Apple has revealed its long-awaited cheaper iPhone, the SE, bringing back the look of the iPhone 8 in red, white and black.
The phone will be available for pre-order from tomorrow, costing £419 in the UK and $399 in the US, with delivery of devices expected to start on 24 April.
Reports had suggested that Apple’s plans to increase iPhone production and launch a cheaper model could be disrupted by the coronavirus outbreak.

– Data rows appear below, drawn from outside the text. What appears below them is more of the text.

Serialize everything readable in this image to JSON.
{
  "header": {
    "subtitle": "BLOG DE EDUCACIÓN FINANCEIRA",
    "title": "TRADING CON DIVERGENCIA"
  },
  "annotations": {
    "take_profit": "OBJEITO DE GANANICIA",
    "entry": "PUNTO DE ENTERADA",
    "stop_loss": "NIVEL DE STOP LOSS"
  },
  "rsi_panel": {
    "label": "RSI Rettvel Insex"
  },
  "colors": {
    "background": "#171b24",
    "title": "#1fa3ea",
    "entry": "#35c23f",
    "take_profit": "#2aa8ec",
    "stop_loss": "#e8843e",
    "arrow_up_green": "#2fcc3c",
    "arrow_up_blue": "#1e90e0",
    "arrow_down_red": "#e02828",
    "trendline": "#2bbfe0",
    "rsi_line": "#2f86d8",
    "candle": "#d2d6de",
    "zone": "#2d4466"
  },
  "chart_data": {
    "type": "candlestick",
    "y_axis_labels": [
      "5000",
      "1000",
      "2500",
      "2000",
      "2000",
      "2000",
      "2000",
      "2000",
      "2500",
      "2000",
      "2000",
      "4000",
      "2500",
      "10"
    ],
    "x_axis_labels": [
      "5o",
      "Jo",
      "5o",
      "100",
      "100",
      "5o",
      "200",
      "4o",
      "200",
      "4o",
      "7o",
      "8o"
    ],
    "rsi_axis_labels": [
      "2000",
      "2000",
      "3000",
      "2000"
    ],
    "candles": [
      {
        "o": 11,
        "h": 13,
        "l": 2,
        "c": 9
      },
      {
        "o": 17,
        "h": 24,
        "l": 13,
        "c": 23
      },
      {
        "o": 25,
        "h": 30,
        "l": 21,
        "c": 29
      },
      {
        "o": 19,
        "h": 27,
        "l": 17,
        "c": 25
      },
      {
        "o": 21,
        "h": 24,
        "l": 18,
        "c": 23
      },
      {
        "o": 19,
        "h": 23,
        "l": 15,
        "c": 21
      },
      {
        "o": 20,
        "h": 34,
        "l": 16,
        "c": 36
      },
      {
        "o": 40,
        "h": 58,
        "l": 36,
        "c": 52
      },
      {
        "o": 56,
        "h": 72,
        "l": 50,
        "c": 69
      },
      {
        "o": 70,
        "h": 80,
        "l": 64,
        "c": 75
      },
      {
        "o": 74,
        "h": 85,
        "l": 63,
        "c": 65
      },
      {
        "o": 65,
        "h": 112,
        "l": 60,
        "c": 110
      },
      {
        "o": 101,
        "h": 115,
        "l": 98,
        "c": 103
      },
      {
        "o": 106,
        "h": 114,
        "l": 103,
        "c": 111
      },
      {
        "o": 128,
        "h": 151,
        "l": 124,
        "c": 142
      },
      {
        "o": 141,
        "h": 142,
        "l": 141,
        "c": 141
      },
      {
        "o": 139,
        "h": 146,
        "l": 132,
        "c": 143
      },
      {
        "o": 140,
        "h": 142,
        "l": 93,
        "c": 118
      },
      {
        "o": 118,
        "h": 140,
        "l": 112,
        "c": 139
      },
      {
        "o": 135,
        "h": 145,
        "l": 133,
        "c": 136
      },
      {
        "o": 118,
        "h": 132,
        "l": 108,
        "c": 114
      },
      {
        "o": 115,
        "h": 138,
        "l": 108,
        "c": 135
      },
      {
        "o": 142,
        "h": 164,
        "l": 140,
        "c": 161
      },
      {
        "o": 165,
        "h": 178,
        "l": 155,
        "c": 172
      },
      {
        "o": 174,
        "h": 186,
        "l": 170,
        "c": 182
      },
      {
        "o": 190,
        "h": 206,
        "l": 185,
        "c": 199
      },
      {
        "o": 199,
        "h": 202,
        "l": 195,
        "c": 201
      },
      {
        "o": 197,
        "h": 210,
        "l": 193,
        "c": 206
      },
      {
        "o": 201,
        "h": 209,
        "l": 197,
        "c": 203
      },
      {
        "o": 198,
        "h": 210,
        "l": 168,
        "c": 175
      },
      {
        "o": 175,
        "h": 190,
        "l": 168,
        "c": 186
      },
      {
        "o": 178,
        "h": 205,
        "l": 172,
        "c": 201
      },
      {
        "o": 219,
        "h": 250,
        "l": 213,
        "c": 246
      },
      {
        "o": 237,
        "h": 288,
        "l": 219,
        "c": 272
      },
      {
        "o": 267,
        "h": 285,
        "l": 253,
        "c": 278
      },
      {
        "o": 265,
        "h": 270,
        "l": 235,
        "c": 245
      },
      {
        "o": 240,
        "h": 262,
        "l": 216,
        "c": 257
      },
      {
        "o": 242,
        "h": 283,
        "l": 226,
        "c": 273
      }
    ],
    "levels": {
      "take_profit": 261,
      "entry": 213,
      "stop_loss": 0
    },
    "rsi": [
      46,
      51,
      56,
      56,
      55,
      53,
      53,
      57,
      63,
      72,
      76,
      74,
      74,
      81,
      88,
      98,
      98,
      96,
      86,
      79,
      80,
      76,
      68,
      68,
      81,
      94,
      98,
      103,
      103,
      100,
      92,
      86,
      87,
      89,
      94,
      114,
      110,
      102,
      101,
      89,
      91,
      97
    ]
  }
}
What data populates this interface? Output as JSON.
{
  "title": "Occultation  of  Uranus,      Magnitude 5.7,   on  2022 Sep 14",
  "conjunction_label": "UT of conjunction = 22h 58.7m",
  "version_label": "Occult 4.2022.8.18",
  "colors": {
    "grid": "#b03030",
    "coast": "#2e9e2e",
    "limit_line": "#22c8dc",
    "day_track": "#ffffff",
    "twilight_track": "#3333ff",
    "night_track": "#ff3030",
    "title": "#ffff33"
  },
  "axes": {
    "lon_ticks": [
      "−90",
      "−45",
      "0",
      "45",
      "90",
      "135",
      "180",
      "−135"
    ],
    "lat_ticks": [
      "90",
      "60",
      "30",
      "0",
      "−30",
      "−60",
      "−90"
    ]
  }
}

The company had been expected to launch a mid-market line of phones, as prices of its flagship devices rose above the £1,000 mark.
As a line the iPhone SE had been discontinued in 2018, but is now making a comeback – resembling the iPhone 8 with its 4.7″ screen and fingerprint sensor instead of Face ID.
It is in many ways identical to the iPhone 8, but with an upgraded processor and camera – which Apple says will make all the difference, with software driving many of the phone’s features.
The phone is a significant departure from the iPhone XR and iPhone 11, phones which are much larger and feature the notch – which has been mocked by rivals such as Samsung – housing the Face ID equipment.
Ben Wood, chief of research at CCS Insight, told Sky News the device could challenge sales of new Android smartphones as well as tackle the market for companies who refurbish and resell second hand iPhones too.
“When it was planning this product, Apple couldn’t have known it would land in a market in complete turmoil as a result of the COVID-19 pandemic,” Mr Wood said.
“Although the new iPhone SE was undoubtedly designed to take the fight to Android rivals, it now also offers a more affordable iPhone at a time when many consumers will find it hard to justify spending $1,000 or more on one of Apple’s flagship devices.”
While the base price for the device is low, Apple has invested considerably in the services side of its business in recent years, including developing original programming for Apple TV, and games for Apple Arcade.
Mr Wood said this showed the company was confident it could create ongoing revenues from iPhone users without needing to put out top-end smartphones.
Apple “will see the benefits of the new iPhone SE as much more than just the profit margin on a hardware sale,” he said.
“In contrast, for most of its rivals, there’s little or no additional revenue after the initial phone sale.”
Apple is planning a major redesign for its next generation of 5G-compatible iPhones, according to a Bloomberg News report citing people familiar with the plans.
Apple had warned investors it would not meet its financial targets due to the impact of the COVID-19 outbreak on production and sales in China.